Considering their slovenliness, their casual approach to personal hygiene and adornment, they ought to have fainted at the attention. Plaid shirts were their formal wear, hairstyles not their strong suit: a lot of them looked as if they’d had a close encounter with the kitchen shears. As a group, they reminded him of Bernice, the God’s Gardeners pyromaniac vegan. The Bernice model was an exception at Martha Graham, where the girls tried to give the impression they were, or had been once, or could well be, dancers or actresses or singers or performance artists or conceptual photographers or something else artistic. Willowy was their aim, style was their game, whether they played it well or not. But here the Bernice look was the rule, except that there were few religious T-shirts.

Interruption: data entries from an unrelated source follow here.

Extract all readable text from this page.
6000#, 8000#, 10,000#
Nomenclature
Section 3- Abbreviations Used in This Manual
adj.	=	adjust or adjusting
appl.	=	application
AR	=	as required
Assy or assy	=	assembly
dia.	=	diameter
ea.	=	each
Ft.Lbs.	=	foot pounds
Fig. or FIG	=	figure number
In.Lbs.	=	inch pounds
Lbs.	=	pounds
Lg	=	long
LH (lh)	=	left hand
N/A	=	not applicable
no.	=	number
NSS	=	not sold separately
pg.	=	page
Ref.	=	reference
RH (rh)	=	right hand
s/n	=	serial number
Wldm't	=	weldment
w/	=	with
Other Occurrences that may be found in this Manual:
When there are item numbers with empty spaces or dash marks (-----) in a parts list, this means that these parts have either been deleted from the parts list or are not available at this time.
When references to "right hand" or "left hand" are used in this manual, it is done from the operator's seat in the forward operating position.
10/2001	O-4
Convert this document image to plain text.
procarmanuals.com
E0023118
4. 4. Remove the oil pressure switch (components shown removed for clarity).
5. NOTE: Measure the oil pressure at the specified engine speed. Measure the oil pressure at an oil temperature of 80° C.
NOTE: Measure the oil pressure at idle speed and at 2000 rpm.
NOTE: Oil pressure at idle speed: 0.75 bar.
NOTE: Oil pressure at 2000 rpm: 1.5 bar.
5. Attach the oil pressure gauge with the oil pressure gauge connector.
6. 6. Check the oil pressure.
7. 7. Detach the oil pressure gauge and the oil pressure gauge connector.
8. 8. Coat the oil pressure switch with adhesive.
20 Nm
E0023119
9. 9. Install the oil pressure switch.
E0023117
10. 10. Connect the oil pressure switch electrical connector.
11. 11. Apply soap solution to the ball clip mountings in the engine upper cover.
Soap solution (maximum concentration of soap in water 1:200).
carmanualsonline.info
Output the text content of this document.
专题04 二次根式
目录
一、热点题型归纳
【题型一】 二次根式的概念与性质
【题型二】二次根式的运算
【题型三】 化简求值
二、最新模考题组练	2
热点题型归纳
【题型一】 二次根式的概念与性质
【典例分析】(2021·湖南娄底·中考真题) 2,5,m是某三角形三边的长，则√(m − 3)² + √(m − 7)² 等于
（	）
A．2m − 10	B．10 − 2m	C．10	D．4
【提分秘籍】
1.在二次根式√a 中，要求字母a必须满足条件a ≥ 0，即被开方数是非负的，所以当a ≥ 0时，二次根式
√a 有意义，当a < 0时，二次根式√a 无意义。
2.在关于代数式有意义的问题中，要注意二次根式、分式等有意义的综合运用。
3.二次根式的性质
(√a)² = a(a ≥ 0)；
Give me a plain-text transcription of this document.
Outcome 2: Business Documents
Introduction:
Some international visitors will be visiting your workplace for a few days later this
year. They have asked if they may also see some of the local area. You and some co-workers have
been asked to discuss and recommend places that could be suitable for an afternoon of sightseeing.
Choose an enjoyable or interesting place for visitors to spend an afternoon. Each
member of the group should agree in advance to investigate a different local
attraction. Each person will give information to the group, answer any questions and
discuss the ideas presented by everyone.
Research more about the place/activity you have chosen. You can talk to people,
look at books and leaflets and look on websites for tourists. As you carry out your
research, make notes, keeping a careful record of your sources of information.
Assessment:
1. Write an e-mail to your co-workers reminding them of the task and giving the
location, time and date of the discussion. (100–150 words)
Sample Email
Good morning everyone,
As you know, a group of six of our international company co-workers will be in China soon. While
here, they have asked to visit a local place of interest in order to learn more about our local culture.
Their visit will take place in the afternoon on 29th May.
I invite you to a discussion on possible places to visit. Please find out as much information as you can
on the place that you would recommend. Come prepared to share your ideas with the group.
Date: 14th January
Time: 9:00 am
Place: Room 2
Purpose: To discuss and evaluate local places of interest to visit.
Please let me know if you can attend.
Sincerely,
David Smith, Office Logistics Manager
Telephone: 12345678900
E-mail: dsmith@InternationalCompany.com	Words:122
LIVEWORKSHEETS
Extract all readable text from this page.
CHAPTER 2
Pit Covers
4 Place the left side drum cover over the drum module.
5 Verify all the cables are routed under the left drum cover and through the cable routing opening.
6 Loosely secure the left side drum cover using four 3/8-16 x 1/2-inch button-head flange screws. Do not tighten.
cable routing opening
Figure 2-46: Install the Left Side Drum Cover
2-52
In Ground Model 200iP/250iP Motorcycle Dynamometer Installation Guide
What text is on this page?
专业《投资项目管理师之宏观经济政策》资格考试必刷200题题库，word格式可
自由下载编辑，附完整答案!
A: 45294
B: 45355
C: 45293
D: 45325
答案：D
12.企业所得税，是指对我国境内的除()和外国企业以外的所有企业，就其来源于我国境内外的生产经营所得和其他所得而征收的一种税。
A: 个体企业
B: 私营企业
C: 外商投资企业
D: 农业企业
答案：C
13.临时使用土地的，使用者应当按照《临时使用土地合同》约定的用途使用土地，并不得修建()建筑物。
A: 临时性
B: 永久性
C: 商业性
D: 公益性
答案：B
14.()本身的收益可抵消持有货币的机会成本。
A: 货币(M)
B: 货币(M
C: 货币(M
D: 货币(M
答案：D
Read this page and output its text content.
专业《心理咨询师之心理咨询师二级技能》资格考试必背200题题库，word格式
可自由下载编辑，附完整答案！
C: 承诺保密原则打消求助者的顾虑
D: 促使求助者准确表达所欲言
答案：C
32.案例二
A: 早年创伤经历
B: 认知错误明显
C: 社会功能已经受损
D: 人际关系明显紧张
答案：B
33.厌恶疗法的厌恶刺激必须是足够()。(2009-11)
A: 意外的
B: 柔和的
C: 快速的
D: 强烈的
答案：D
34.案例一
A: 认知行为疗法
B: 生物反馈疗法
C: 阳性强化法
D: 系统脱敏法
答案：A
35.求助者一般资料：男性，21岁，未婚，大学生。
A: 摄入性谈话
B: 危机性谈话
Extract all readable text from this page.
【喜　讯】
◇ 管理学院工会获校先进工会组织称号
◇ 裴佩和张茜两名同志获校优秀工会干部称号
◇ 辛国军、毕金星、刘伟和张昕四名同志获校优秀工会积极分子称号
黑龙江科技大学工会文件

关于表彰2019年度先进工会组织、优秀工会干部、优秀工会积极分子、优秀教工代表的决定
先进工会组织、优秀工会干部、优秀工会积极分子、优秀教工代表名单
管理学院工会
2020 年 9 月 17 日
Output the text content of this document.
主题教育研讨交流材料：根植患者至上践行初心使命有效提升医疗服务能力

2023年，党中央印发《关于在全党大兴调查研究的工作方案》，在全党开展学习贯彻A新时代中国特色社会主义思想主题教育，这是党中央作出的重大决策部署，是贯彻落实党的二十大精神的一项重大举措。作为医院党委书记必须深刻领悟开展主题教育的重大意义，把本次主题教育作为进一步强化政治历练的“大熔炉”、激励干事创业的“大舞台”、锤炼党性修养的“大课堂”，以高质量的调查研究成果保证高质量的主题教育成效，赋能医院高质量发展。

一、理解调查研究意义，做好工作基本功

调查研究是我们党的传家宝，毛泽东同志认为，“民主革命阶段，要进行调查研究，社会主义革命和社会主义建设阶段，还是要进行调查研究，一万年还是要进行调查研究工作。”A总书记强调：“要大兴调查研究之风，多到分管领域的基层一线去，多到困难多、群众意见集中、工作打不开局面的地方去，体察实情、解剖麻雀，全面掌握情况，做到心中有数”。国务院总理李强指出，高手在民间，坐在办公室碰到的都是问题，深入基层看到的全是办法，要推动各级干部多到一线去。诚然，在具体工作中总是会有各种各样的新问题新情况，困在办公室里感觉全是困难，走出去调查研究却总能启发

More usual were ones with complex mathematical equations on them that caused snickers among those who could decode them.

“What’s the T-shirt say?” asked Jimmy, when he’d had one too many of these experiences—high-fives among the others, himself standing with the foolish look of someone who’s just had his pocket picked.

“That girl’s a physicist,” said Crake, as if this explained everything.

“So?”

“So, her T-shirt’s about the eleventh dimension.”

“What’s the joke?”

“It’s complicated,” said Crake.

“Try me.”

“You have to know about the dimensions and how they’re supposed to be all curled up inside the dimensions we know about.”

“And?”

“It’s sort of like, I can take you out of this world, but the route to it is just a few nanoseconds long, and the way of measuring those nanoseconds doesn’t exist in our space-frame.”

“All that in symbols and numbers?”

“Not in so many words.”

“Oh.”

“I didn’t say it was funny,” said Crake. “These are physicists. It’s only funny to them. But you asked.”

“So it’s sort of like she’s saying they could make it together if he only had the right kind of dick, which he doesn’t?” said Jimmy, who’d been thinking hard.

“Jimmy, you’re a genius,” said Crake.

“This is BioDefences,” said Crake. “Last stop, I promise.” He could tell Jimmy was flagging. The truth was that all this was too reminiscent. The labs, the peculiar bioforms, the socially spastic scientists—they were too much like his former life, his life as a child. Which was the last place he wanted to go back to. Even Martha Graham was preferable.

They were standing in front of a series of cages. Each contained a dog. There were many different breeds and sizes, but all were gazing at Jimmy with eyes of love, all were wagging their tails.

“It’s a dog pound,” said Jimmy.

“Not quite,” said Crake. “Don’t go beyond the guardrail, don’t stick your hand in.”

“They look friendly enough,” said Jimmy. His old longing for a pet came over him. “Are they for sale?”

“They aren’t dogs, they just look like dogs. They’re wolvogs—they’re bred to deceive. Reach out to pat them, they’ll take your hand off. There’s a large pit-bull component.”

“Why make a dog like that?” said Jimmy, taking a step back. “Who’d want one?”

“It’s a CorpSeCorps thing,” said Crake. “Commission work. A lot of funding. They want to put them in moats, or something.”

“Moats?”

“Yeah. Better than an alarm system—no way of disarming these guys. And no way of making pals with them, not like real dogs.”

“What if they get out? Go on the rampage? Start breeding, then the population spirals out of control—like those big green rabbits?”

“That would be a problem,” said Crake. “But they won’t get out. Nature is to zoos as God is to churches.”

“Meaning what?” said Jimmy. He wasn’t paying close attention, he was worrying about the ChickieNobs and the wolvogs. Why is it he feels some line has been crossed, some boundary transgressed? How much is too much, how far is too far?

“Those walls and bars are there for a reason,” said Crake. “Not to keep us out, but to keep them in. Mankind needs barriers in both cases.”

“Them?”

“Nature and God.”

“I thought you didn’t believe in God,” said Jimmy.

“I don’t believe in Nature either,” said Crake. “Or not with a capital N.”